Se osserviamo con attenzione, le conseguenze delle nostre ferite interiori si fanno sentire – direttamente o indirettamente – nel nostro modo di affrontare la vita ogni giorno, in ogni momento. Non basta rimuovere dalla nostra consapevolezza (cioè dimenticare) il dolore provato, né costruire una robusta corazza a protezione dei sentimenti offesi, o rifugiarci in una sorta di cinico nichilismo per non vedere più i nostri ideali calpestati. Finché la ferita vive nel nostro subconscio o nel nostro inconscio farà sentire la sua influenza.
Quello su cui mi preme soffermarmi ora è: si possono davvero guarire le ferite dell’anima? E se sì, come?
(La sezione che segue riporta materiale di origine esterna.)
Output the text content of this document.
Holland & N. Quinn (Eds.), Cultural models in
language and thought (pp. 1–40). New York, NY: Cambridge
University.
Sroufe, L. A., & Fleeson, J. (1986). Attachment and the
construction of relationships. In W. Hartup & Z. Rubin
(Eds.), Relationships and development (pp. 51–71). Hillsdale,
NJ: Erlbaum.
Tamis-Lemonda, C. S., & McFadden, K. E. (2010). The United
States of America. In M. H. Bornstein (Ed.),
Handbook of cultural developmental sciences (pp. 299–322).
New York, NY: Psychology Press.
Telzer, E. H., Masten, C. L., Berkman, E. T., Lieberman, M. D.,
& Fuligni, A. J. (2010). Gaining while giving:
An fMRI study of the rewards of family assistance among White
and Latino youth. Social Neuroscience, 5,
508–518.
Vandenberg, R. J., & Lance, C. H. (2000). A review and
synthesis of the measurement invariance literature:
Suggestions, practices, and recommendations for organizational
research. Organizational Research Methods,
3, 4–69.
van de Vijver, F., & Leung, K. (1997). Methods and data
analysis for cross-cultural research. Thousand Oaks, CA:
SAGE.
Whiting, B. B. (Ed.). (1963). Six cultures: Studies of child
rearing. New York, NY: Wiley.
Ricette universali – valide per ogni caso e situazione – non credo ve ne siano. Tuttavia forse possiamo imparare qualcosa dal modo in cui il nostro corpo guarisce le ferite (stiamo parlando qui della “seconda intenzione”, poiché le ferite superficiali – sia del corpo che dell’anima – non meritano una particolare attenzione), poiché l’organismo provvede a colmare gli interstizi con della materia organica compatibile, da lui stesso prodotta.
Per quanto riguarda l’anima, qual è la “materia compatibile”? Ovviamente questo dipende dalla ferita, o meglio, dalla “zona dell’anima” che è stata colpita, cioè da quale ideale è andato distrutto o quale sentimento è stato offeso o danneggiato.
A volte però vi sono ferite che arrivano a toccare (e scalfire) il nostro “senso della vita”, quando una perdita (generalmente si tratta di questo) arriva a togliere ossigeno alla nostra voglia di vivere, quando abbiamo l’impressione di essere “andati in pezzi”.
La millenaria arte ceramica del Kintsugi ci fornisce una possibile analogia su come fare. Questa tecnica prevede che i pezzi rotti dell’oggetto in ceramica vengano uniti e saldati tra loro con un sottile strato di lacca urushi, un prezioso materiale derivato dalla resina di un albero, molto resistente e adesivo. Le linee di rottura vengono poi stuccate e carteggiate, e infine rifinite a pennello con altra lacca urushi, su cui si lascia cadere della polvere d’oro.

A cosa corrisponde nel nostro interiore, sul piano dell’anima, la lacca urushi?
Ai nostri valori più sacri, più preziosi, quelli che ci hanno accompagnato fin dalla nostra infanzia e che nell’adolescenza hanno fatto vibrare il nostro cuore, colmandolo di entusiasmo e spingendoci all’azione.
Anche se il confronto con la dura realtà della vita ha provveduto poi a mettere in discussione (e talvolta ad annichilire) tali valori, essi costituiscono – a un tempo – il fondamento e la stella polare della nostra incarnazione presente.
Essi sono intimi, individuali nel senso più stretto, e quindi diversi per ciascuno di noi.
Dato che però, nella maggior parte dei casi, li abbiamo dimenticati, messi in un baule in soffitta e lasciati lì, dove nessuno li può ritrovare (tranne noi stessi), dobbiamo andare a cercarli per riportarli in vita.

Una volta ritrovati questi valori, occorre ancora aggiungere polvere d’oro, poiché senza di essa è come essere un coccio rotto che è stato poi aggiustato e nulla più.
Da sempre l’oro è il simbolo diretto dello Spirito. Se vogliamo veramente guarire la nostra ferita più profonda, l’apporto dello “Spirito in noi” è indispensabile, e solo i nostri valori più sacri hanno la consistenza (la capacità) di attirarlo e di fissarlo.
Allora la nostra esistenza diviene un’esperienza vivente e vibrante, come ogni manufatto trattato con il Kintsugi è per sempre un pezzo unico di grande valore.